I know people are still waiting for photographs of Saffron. There are some, but I'm having trouble getting them onto LJ. Soon, I hope. She has settled in pretty well. She seems an insouciant and self-sufficient cat, with a high distractability quotient. She does provide what Raphael calls "affection blitzes," where she will descend on you, purr madly for a very short time, and then go about her business, which mostly involves watching birds and squirrels from the windows, running about very fast, and sleeping. She has not yet decided to play with Cassie, but Cass is allowed to lollop along behind her when she races through the house, as long as a certain minimum distance is maintained.
I am still writing the Liavek novel. I have gotten to the point where I need to stop and consider the shape of things and move stuff around and look at the plot outline and think, "Uh-oh." I am postponing this until after Wiscon.
Hiking season started very late this year. But Raphael and I have been to Elm Creek Park Reserve and to Nerstrand Big Woods State Park for the ephemerals. Nerstrand was alive with red-headed and red-bellied woodpeckers, orioles, redstarts, robins, and chickadees. Eric and I have made three very different visits to Eloise Butler and one to Elm Creek. At Elm Creek, we heard spring peepers in the various small marshes we passed on the Meadowlark Trail, and also a gabble that sounded exactly like ducks. But there were no ducks. There were blue-winged teal and mallards on the creek, but no ducks in the marshes. Also, the gabble started when the peepers thought it was all right to sing and stopped when they thought it wasn't. We concluded that it must be a frog. When Raphael and I went to Elm Creek a week and a half later, I heard a similar gabble in the pond near the Nature Center, and actually saw a frog in the water. It swelled out its cheeks and gabbled. It grabbed another frog. "It's the mysterious duck-frog!" I cried to Raphael, who was peacefully photographing some lichen. "Oh, they're mating!" The frogs broke apart. "Well, maybe flirting." Raphael kindly took some photographs of the frog. We looked it up later, and it looked like a wood frog. Since the first hit Raphael got for "wood frog" said that its call sounded like the gabble of a duck, we felt we had managed the identification. Later on I found a good link to send Eric and discovered that the only way a male wood frog can tell if he has found a female who is ready to have her eggs fertilized is to grasp any handy wood frog. If the grasped frog is thin, it's either male or not full of eggs. If it's fat, then he's got the right idea. I expect the frog I saw had grasped a thin frog and let go at once.

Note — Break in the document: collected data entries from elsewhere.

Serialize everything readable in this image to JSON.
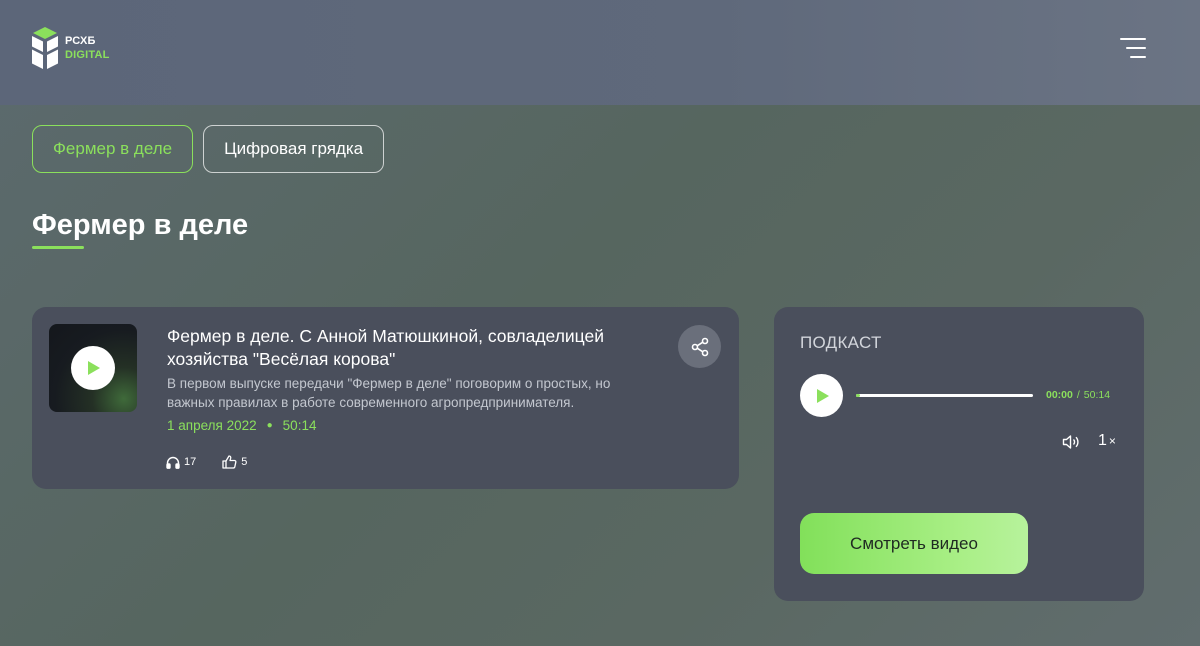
{
  "header": {
    "logo": {
      "line1": "РСХБ",
      "line2": "DIGITAL"
    },
    "menu_icon": "hamburger-menu-icon"
  },
  "tabs": [
    {
      "label": "Фермер в деле",
      "active": true
    },
    {
      "label": "Цифровая грядка",
      "active": false
    }
  ],
  "page": {
    "title": "Фермер в деле"
  },
  "episode": {
    "title": "Фермер в деле. С Анной Матюшкиной, совладелицей хозяйства \"Весёлая корова\"",
    "description": "В первом выпуске передачи \"Фермер в деле\" поговорим о простых, но важных правилах в работе современного агропредпринимателя.",
    "date": "1 апреля 2022",
    "duration": "50:14",
    "listens": "17",
    "likes": "5"
  },
  "player": {
    "label": "ПОДКАСТ",
    "current_time": "00:00",
    "separator": "/",
    "total_time": "50:14",
    "progress": 0.02,
    "speed": "1",
    "speed_suffix": "×",
    "watch_button": "Смотреть видео"
  },
  "colors": {
    "accent": "#8be05c",
    "card_bg": "#4a4f5c",
    "header_bg": "#5f697b"
  }
}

Eric and I saw only the mallards and blue-winged teal; when Raphael and I went, there were trumpeter swans, hooded mergansers, and some kind of diving duck as well as the teal, mallards. And Canada geese, too. Both trips also yielded migratory green darners, always a satisfying sight.
I should do a reading post if I can find my notes. I am reading all your journals and wish you a good remainder of the spring.